Wednesday, October 22, 2008
Prove The Experts Wrong...Watch the World Series.
An article in the Hollywood Reporter, (no we don't read that, we found it on the Reuters News Wire) stated:
...With Sunday night's seventh game of the American League Championship Series drawing record ratings for TBS, Fox Sports is hoping that some of that magic rubs off on the baseball World Series.
The match up between the Philadelphia Phillies and Tampa Bay Rays, however exciting in terms of baseball purism, isn't likely to set the TV ratings world afire. In fact, some fear it could be the lowest-rated World Series ever.

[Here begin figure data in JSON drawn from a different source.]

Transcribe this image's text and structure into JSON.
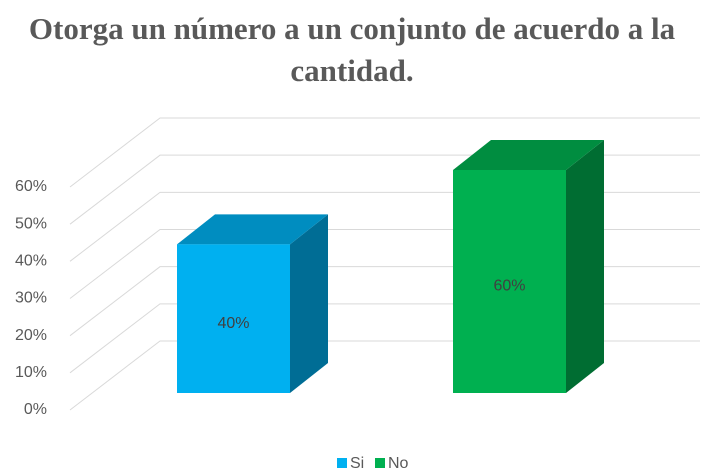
{
  "chart_data": {
    "type": "bar3d",
    "title": "Otorga un número a un conjunto de acuerdo a la cantidad.",
    "categories": [
      "Si",
      "No"
    ],
    "values": [
      40,
      60
    ],
    "value_labels": [
      "40%",
      "60%"
    ],
    "colors": [
      "#00b0f0",
      "#00b050"
    ],
    "ylim": [
      0,
      60
    ],
    "yticks": [
      {
        "value": 0,
        "label": "0%"
      },
      {
        "value": 10,
        "label": "10%"
      },
      {
        "value": 20,
        "label": "20%"
      },
      {
        "value": 30,
        "label": "30%"
      },
      {
        "value": 40,
        "label": "40%"
      },
      {
        "value": 50,
        "label": "50%"
      },
      {
        "value": 60,
        "label": "60%"
      }
    ],
    "grid": true,
    "legend": "bottom"
  }
}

"You could hear the groans coming up because it isn't the Red Sox-Dodgers," said Aaron Cohen, chief media negotiator at New York-based ad buyer Horizon Media.

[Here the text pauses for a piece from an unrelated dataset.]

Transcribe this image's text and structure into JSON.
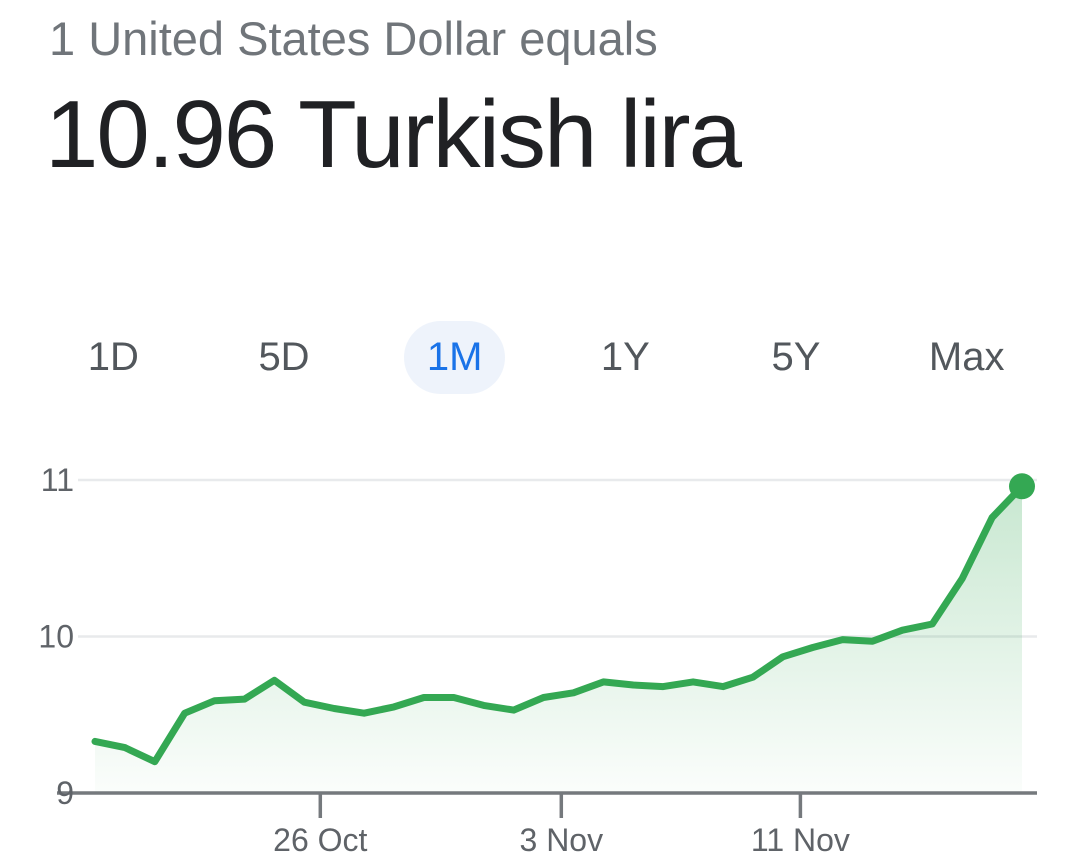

It's really frustrating when reporters with little or no knowledge of the game of baseball make statements like this. The title of the article read " World Series Baseball Set to Strike Out in Ratings" If anything, this World Series could be the most watched not only by baseball purists, but by the very same fan that has been making ESPN's coverage of the College World Series a ratings hit.
The key is a good showing by Tampa Bay. If they continue to defy their supposed pro inexperience and treat this World Series contest like a collegiate conference show-down, a WWBA national championship or some other youth event that is still fresh in their minds...they will fare very well.
The younger players of today's MLB are used to the big stage...throughout all stages of their lives, due to the recent influx of showcases, College Development Programs, national youth tournaments and so on that were not as prevalent with any of the older players in the league. As a result of this connection, we predict that the youth of the Rays will resonate with youthful fans.
Many of today's young baseball players that are playing on College Development Programs, travel teams or rec ball have a lot in common with the twenty something Rays team. It wasn't that long ago for many of these young professionals when they were playing in complexes like East Cobb, GA, Peoria, AZ, Cary, NC, or Orlando, FL themselves. Many were on top rated youth teams that made them the seasoned ball players they are today.
Many of today's families with young aspiring baseball players will be rooting for these Rays. College campuses like Long Beach State, Fresno State, Vanderbilt, Texas, Dallas Baptist, Auburn, Oklahoma and Southern Mississippi, to name a few will be rooting for their former stars too.
Today's College Web Sites are run very well by savvy Public Relations types that know how to latch onto a highlight, such as a former player that is in a high profile event like the World Series. Don't believe us? Click on the following links to the Vanderbilt, Fresno State, Long Beach State web sites and see for yourself. This is exciting news for these college programs, their students, alumni and local fans. And, the more NCAA baseball schools start to make those connections to top stars, the better it will be for the game of baseball to continue its string of ratings and attendance increases.
Of course, the Phillies also have their share of youth. It wasn't that long ago that Pat Burrell was knocking homers over the elevated highway exit ramp in deep, deep left field at PAL Stadium in San Jose for his Bellarmine High School team. A few years later he was setting records for the Miami Hurricanes. Eric Bruntlett will try to take his 3 College World Series appearances while at Stanford and channel that into a successful Series later this week and Chase Utley was THE MAN at UCLA, just as he is with the Phillies.
Yes, we think the experts are dead wrong on this one. This could be the most watched Series, just as the Phillies and a young Royals match-up was the most watched at that time back in 1980. That Royals team was led by a youthful George Brett, Willie Wilson, Hal McRae and Frank White. Small market KC was supposed to be a ratings disaster yet the networks wonks underestimated how significant Brett's assault on .400 had been durng the regular season. Plus, the Royals were built on team speed and that had fascinated fans too.
Philadelphia itself had star power of it's own with Pete Rose, Mike Schmidt, Bake McBride, Manny Trillo, Steve Carlton and WS hero Tug McGraw. There are a lot of similarities between that 1980 Series and this years contest. We know that baseball purists will love the Rays/Phillies contest...but our bet is that the rest of the world will tune in as well.